The government was on firmer ground in arguing that John Doe was not a member of Log Cabin at the date of the original complaint, having been recruited only for purposes of the amended filing.

One or more of the technical issues advanced by DOJ could be used by the 9th Circuit to justify an order that Judge Phillips’ decision be vacated and the case dismissed.

A more irregular response by the 9th Circuit would be to accept DOJ’s repositioning of the merits question and consider solely whether the current situation — in which Congress has passed the Repeal Act and implementation is proceeding to a likely conclusion by year’s end — is sufficient to meet any constitutional requirements. On this question, DOJ notes that the 9th Circuit panel that stayed Phillips’ order to immediately cease the policy’s enforcement last fall apparently sympathized with the government’s argument that an orderly repeal process was necessary to avoid undue military disruption. This perspective is in line with the customary deference the courts have shown to Congress and the president on questions of military policy.
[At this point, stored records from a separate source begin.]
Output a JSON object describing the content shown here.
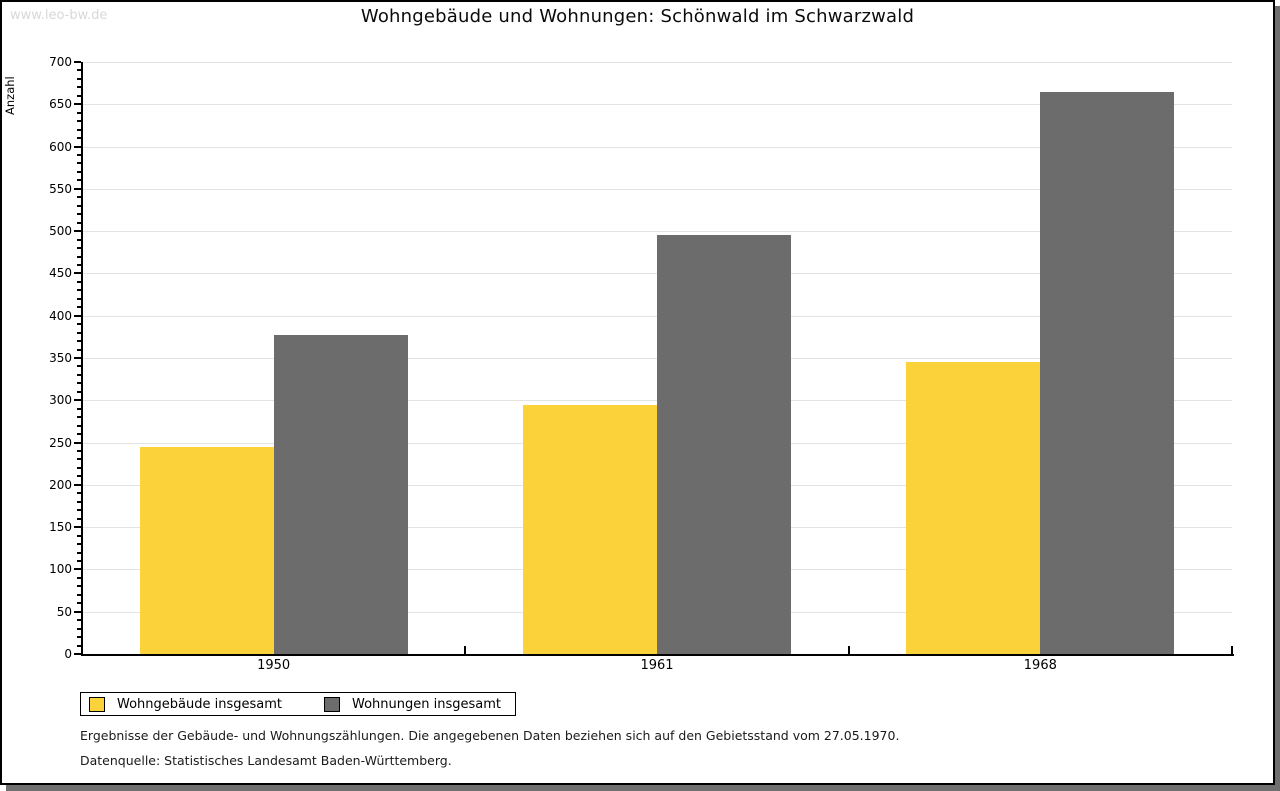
{
  "watermark": "www.leo-bw.de",
  "title": "Wohngebäude und Wohnungen: Schönwald im Schwarzwald",
  "chart_data": {
    "type": "bar",
    "title": "Wohngebäude und Wohnungen: Schönwald im Schwarzwald",
    "ylabel": "Anzahl",
    "xlabel": "",
    "categories": [
      "1950",
      "1961",
      "1968"
    ],
    "series": [
      {
        "name": "Wohngebäude insgesamt",
        "color": "#FBD23A",
        "values": [
          245,
          294,
          345
        ]
      },
      {
        "name": "Wohnungen insgesamt",
        "color": "#6C6C6C",
        "values": [
          377,
          495,
          665
        ]
      }
    ],
    "ylim": [
      0,
      700
    ],
    "ytick_major": 50,
    "ytick_minor": 10,
    "grid": "horizontal-major",
    "legend_position": "bottom-left"
  },
  "footer": {
    "line1": "Ergebnisse der Gebäude- und Wohnungszählungen. Die angegebenen Daten beziehen sich auf den Gebietsstand vom 27.05.1970.",
    "line2": "Datenquelle: Statistisches Landesamt Baden-Württemberg."
  },
  "colors": {
    "bar_yellow": "#FBD23A",
    "bar_gray": "#6C6C6C",
    "gridline": "#E3E3E3",
    "axis": "#000000",
    "frame_border": "#000000",
    "frame_shadow": "#6F6F6F",
    "watermark": "#D8D8D8"
  }
}
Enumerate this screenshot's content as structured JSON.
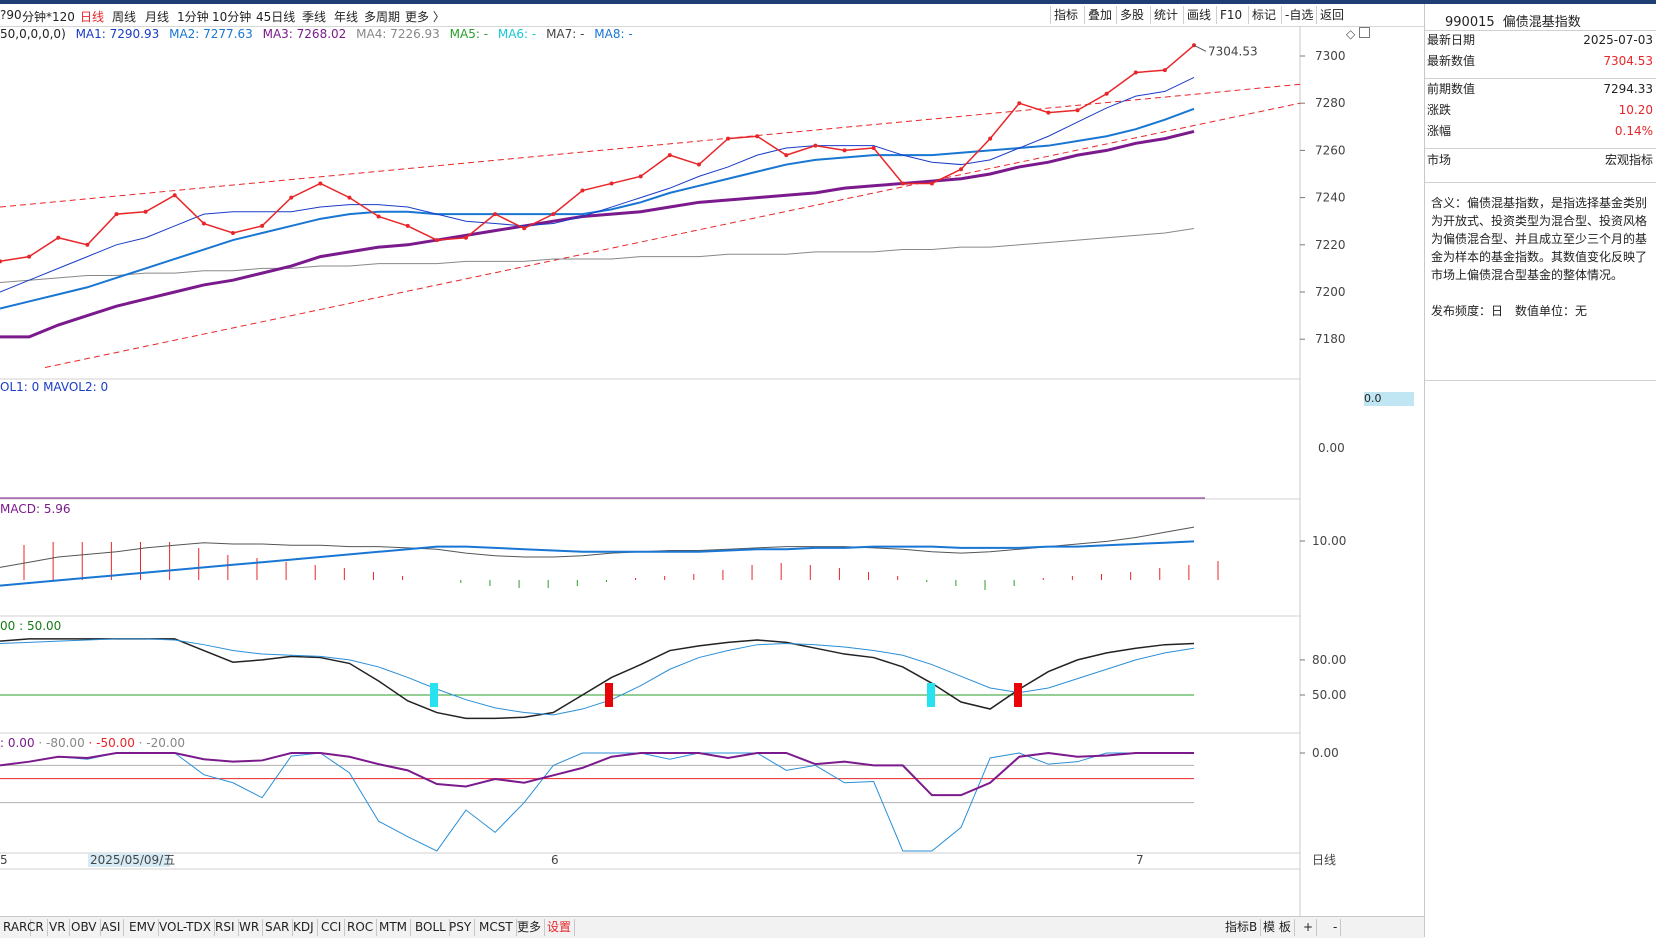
{
  "toolbar": {
    "left_items": [
      {
        "label": "?90",
        "active": false
      },
      {
        "label": "分钟*120",
        "active": false
      },
      {
        "label": "日线",
        "active": true
      },
      {
        "label": "周线",
        "active": false
      },
      {
        "label": "月线",
        "active": false
      },
      {
        "label": "1分钟",
        "active": false
      },
      {
        "label": "10分钟",
        "active": false
      },
      {
        "label": "45日线",
        "active": false
      },
      {
        "label": "季线",
        "active": false
      },
      {
        "label": "年线",
        "active": false
      },
      {
        "label": "多周期",
        "active": false
      },
      {
        "label": "更多 〉",
        "active": false
      }
    ],
    "right_items": [
      "指标",
      "叠加",
      "多股",
      "统计",
      "画线",
      "F10",
      "标记",
      "-自选",
      "返回"
    ]
  },
  "main_legend": {
    "params": "50,0,0,0,0)",
    "ma1": "MA1: 7290.93",
    "ma2": "MA2: 7277.63",
    "ma3": "MA3: 7268.02",
    "ma4": "MA4: 7226.93",
    "ma5": "MA5: -",
    "ma6": "MA6: -",
    "ma7": "MA7: -",
    "ma8": "MA8: -",
    "last_price_label": "7304.53"
  },
  "vol_legend": "OL1: 0  MAVOL2: 0",
  "vol_tag": "0.0",
  "macd_legend": "MACD: 5.96",
  "kdj_legend": "00 : 50.00",
  "wr_legend": {
    "a": ": 0.00",
    "b": " · -80.00",
    "c": " · -50.00",
    "d": " · -20.00"
  },
  "axis_labels": {
    "main": [
      "7300",
      "7280",
      "7260",
      "7240",
      "7220",
      "7200",
      "7180"
    ],
    "vol": [
      "0.00"
    ],
    "macd": [
      "10.00"
    ],
    "kdj": [
      "80.00",
      "50.00"
    ],
    "wr": [
      "0.00"
    ]
  },
  "date_labels": {
    "left": "5",
    "highlight": "2025/05/09/五",
    "mid": "6",
    "right": "7",
    "period": "日线"
  },
  "colors": {
    "price": "#e8262a",
    "ma1": "#1a3cc8",
    "ma2": "#1976d2",
    "ma3": "#7b1a8c",
    "ma4": "#888888",
    "kdj_k": "#222222",
    "kdj_d": "#2a8fd6",
    "wr1": "#7b1a8c",
    "wr2": "#2a8fd6",
    "ref": "#e8262a",
    "mid": "#2a9d2a"
  },
  "right_panel": {
    "code": "990015",
    "name": "偏债混基指数",
    "rows1": [
      {
        "label": "最新日期",
        "value": "2025-07-03",
        "red": false
      },
      {
        "label": "最新数值",
        "value": "7304.53",
        "red": true
      }
    ],
    "rows2": [
      {
        "label": "前期数值",
        "value": "7294.33",
        "red": false
      },
      {
        "label": "涨跌",
        "value": "10.20",
        "red": true
      },
      {
        "label": "涨幅",
        "value": "0.14%",
        "red": true
      }
    ],
    "rows3": [
      {
        "label": "市场",
        "value": "宏观指标",
        "red": false
      }
    ],
    "description": "含义：偏债混基指数，是指选择基金类别为开放式、投资类型为混合型、投资风格为偏债混合型、并且成立至少三个月的基金为样本的基金指数。其数值变化反映了市场上偏债混合型基金的整体情况。",
    "frequency": "发布频度：日　数值单位：无"
  },
  "bottom_tabs": [
    {
      "label": "RAR",
      "active": false
    },
    {
      "label": "CR",
      "active": false
    },
    {
      "label": "VR",
      "active": false
    },
    {
      "label": "OBV",
      "active": false
    },
    {
      "label": "ASI",
      "active": false
    },
    {
      "label": "EMV",
      "active": false
    },
    {
      "label": "VOL-TDX",
      "active": false
    },
    {
      "label": "RSI",
      "active": false
    },
    {
      "label": "WR",
      "active": false
    },
    {
      "label": "SAR",
      "active": false
    },
    {
      "label": "KDJ",
      "active": false
    },
    {
      "label": "CCI",
      "active": false
    },
    {
      "label": "ROC",
      "active": false
    },
    {
      "label": "MTM",
      "active": false
    },
    {
      "label": "BOLL",
      "active": false
    },
    {
      "label": "PSY",
      "active": false
    },
    {
      "label": "MCST",
      "active": false
    },
    {
      "label": "更多",
      "active": false
    },
    {
      "label": "设置",
      "active": true
    }
  ],
  "bottom_right": [
    "指标B",
    "模 板",
    "+",
    "-"
  ],
  "chart_data": {
    "type": "line",
    "title": "990015 偏债混基指数",
    "price": [
      7213,
      7215,
      7223,
      7220,
      7233,
      7234,
      7241,
      7229,
      7225,
      7228,
      7240,
      7246,
      7240,
      7232,
      7228,
      7222,
      7223,
      7233,
      7227,
      7233,
      7243,
      7246,
      7249,
      7258,
      7254,
      7265,
      7266,
      7258,
      7262,
      7260,
      7261,
      7246,
      7246,
      7252,
      7265,
      7280,
      7276,
      7277,
      7284,
      7293,
      7294,
      7304.53
    ],
    "ma1": [
      7200,
      7205,
      7210,
      7215,
      7220,
      7223,
      7228,
      7233,
      7234,
      7234,
      7234,
      7236,
      7237,
      7237,
      7236,
      7233,
      7230,
      7229,
      7228,
      7229,
      7232,
      7236,
      7240,
      7244,
      7249,
      7253,
      7258,
      7261,
      7262,
      7262,
      7262,
      7258,
      7255,
      7254,
      7256,
      7261,
      7266,
      7272,
      7278,
      7283,
      7285,
      7290.93
    ],
    "ma2": [
      7193,
      7196,
      7199,
      7202,
      7206,
      7210,
      7214,
      7218,
      7222,
      7225,
      7228,
      7231,
      7233,
      7234,
      7234,
      7233,
      7233,
      7233,
      7233,
      7233,
      7233,
      7235,
      7238,
      7242,
      7245,
      7248,
      7251,
      7254,
      7256,
      7257,
      7258,
      7258,
      7258,
      7259,
      7260,
      7261,
      7262,
      7264,
      7266,
      7269,
      7273,
      7277.63
    ],
    "ma3": [
      7181,
      7181,
      7186,
      7190,
      7194,
      7197,
      7200,
      7203,
      7205,
      7208,
      7211,
      7215,
      7217,
      7219,
      7220,
      7222,
      7224,
      7226,
      7228,
      7230,
      7232,
      7233,
      7234,
      7236,
      7238,
      7239,
      7240,
      7241,
      7242,
      7244,
      7245,
      7246,
      7247,
      7248,
      7250,
      7253,
      7255,
      7258,
      7260,
      7263,
      7265,
      7268.02
    ],
    "ma4": [
      7204,
      7205,
      7206,
      7207,
      7207,
      7208,
      7208,
      7209,
      7209,
      7210,
      7210,
      7211,
      7211,
      7212,
      7212,
      7212,
      7213,
      7213,
      7213,
      7214,
      7214,
      7214,
      7215,
      7215,
      7215,
      7216,
      7216,
      7216,
      7217,
      7217,
      7217,
      7218,
      7218,
      7219,
      7219,
      7220,
      7221,
      7222,
      7223,
      7224,
      7225,
      7226.93
    ],
    "upper_channel": [
      [
        0,
        7236
      ],
      [
        1300,
        7288
      ]
    ],
    "lower_channel": [
      [
        45,
        7168
      ],
      [
        1300,
        7280
      ]
    ],
    "x_labels": [
      "2025/05/09/五",
      "6",
      "7"
    ]
  }
}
In responding to this DOJ brief, Log Cabin will likely vociferously protest DOJ’s attempt to reframe the question before the court on the ground that it had not been previously litigated. The group will certainly also reiterate Phillips’ ruling on its standing and the appropriate relief.
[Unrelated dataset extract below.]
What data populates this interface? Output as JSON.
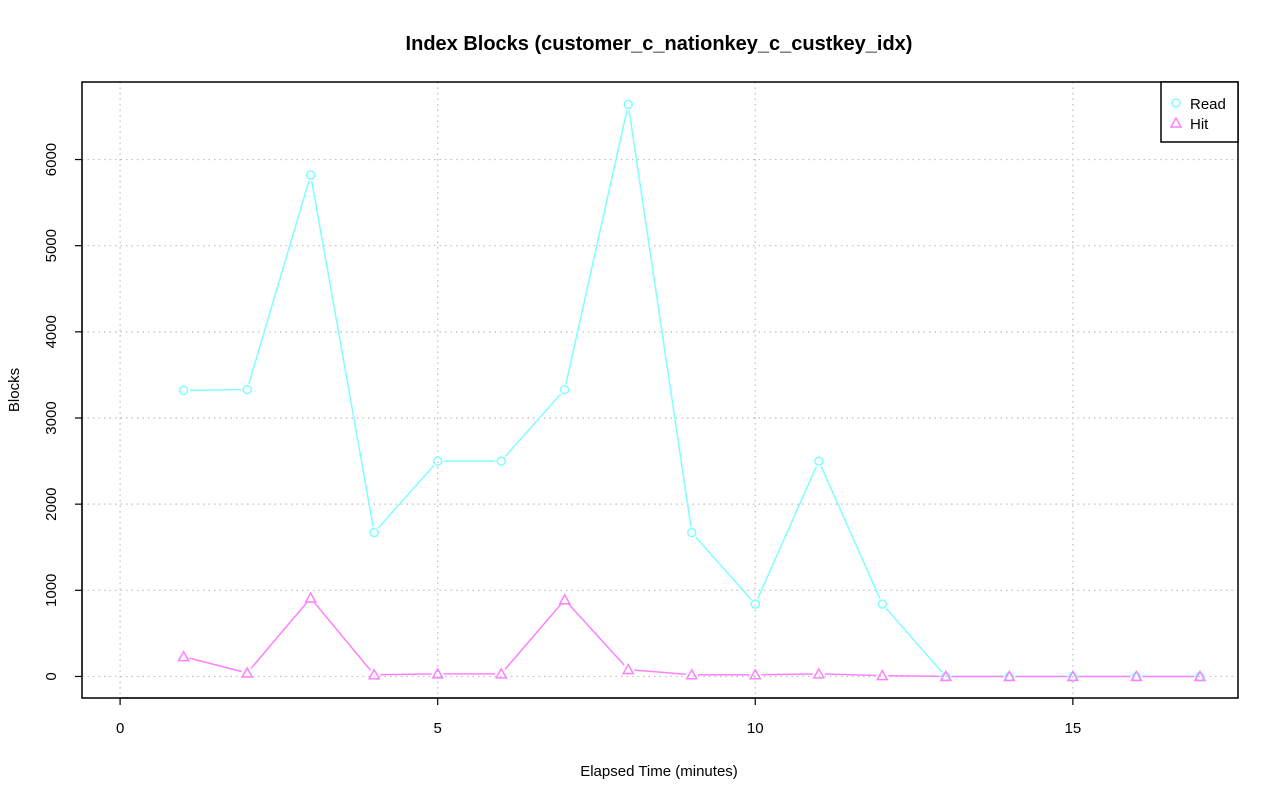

The DOJ has also argued that because the Log Cabin suit was not certified as a class action on behalf of all lesbian, gay, and bisexual service members, any remedy should only apply to John Doe and Nicholson, should he see to reenlist.

It’s all a tangled mess, and it actually makes little sense for the 9th Circuit to schedule oral argument as long as the Defense Department appears headed for expeditious completion of the repeal process. The DOJ brief alleges that this process is well underway, with new policies having been devised and training is soon to begin, with an intent to complete the process in a matter of months.

Still, the appeal ought not be dismissed and the district court’s decision shouldn’t be vacated for now, since holding this sword over the Defense Department may help to ensure continued best efforts toward repeal by the military. It’s not unlikely that threat is what Judge Phillips had in mind with her provocative immediate worldwide injunction last fall.